There are lots of news releases coming out from the ASCO meeting. Click here to see an example.  As is often the case, some of the novel findings make people nervous or excited, depending on the context. In this example, Howie Scher, who is the leader of the clinical prostate cancer program at MSKI, did a post-hoc analysis of corticosteroid use (prednisone, dexamethasone, etc) in patients on a study of enzalutamide (Xtandi). It appears the patients on steroids did worse than those who were not on steroids. The problem with these kinds of headlines is that the situation/biology/patients are more complicated than the headlines. Often patients who are on steroids have worse disease (more pain, spinal cord metastases, etc.) and are just plain “sicker”. There are volumes of articles/literature suggesting patients may actually respond favorably to steroid use in many situations. We used daily low dose dexamethasone along with low dose cyclophosphamide in a trial that showed excellent psa responses, and in the 1990′s trials with some agents were found to be “positive” largely due to the inclusion of corticosteroids. So the timing and the context of steroid use can be very important in determining outcomes for prostate cancer patients.
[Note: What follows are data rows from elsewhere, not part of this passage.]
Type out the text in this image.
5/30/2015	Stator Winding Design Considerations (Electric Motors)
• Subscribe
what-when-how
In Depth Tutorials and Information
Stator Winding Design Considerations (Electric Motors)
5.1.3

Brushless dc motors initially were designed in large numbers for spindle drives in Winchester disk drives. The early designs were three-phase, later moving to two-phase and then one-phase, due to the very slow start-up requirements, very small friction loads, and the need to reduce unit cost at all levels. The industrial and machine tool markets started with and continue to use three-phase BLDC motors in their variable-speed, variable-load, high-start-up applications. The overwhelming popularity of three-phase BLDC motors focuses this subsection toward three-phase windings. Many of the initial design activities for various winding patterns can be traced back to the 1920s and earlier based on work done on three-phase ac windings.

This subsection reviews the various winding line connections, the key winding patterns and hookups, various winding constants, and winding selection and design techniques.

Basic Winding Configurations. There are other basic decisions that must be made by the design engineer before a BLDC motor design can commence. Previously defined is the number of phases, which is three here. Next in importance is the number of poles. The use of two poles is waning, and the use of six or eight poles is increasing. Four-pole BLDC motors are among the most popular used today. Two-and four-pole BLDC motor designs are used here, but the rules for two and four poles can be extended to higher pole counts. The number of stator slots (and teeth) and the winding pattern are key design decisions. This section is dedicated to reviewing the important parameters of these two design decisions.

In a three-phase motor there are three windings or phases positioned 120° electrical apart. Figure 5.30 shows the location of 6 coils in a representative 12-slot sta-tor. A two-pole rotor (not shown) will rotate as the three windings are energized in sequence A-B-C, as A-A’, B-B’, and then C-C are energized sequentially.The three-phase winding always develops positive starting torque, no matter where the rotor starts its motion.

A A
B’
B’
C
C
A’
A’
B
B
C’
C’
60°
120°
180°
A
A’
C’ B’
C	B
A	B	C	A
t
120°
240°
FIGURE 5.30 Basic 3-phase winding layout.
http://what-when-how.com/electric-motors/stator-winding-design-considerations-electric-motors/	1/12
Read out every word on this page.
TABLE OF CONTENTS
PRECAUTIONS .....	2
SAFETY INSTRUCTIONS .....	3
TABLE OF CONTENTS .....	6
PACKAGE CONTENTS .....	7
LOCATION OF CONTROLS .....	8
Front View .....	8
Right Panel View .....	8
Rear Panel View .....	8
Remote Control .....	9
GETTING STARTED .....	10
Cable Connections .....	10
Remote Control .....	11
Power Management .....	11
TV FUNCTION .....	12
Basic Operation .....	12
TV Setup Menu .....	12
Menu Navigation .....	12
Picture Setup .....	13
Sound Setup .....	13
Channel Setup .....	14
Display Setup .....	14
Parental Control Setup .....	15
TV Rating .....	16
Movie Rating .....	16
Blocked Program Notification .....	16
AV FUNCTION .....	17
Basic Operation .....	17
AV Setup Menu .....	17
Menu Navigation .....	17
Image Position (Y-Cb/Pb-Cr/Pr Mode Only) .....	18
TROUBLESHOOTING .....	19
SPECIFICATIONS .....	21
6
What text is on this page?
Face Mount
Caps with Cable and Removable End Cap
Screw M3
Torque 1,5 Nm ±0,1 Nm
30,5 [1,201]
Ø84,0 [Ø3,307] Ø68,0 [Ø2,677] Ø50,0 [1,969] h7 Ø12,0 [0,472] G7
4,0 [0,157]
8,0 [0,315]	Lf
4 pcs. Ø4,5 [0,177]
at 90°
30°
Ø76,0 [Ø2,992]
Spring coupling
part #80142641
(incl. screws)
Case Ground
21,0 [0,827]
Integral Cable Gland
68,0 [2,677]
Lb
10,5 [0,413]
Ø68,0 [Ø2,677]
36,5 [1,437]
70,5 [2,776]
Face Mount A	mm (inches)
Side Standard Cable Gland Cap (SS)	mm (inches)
In any case, the meeting was very informative with lots of new material. For the true “junkies” wanting new information, you can see all the abstracts here. I would be happy to try and expand or explain any of the abstracts you might find interesting to the best of my ability. It was fun meeting with all of the “old guard” prostate cancer researchers this year and it is an exciting time with the many new drugs, new approaches and young investigators entering the field.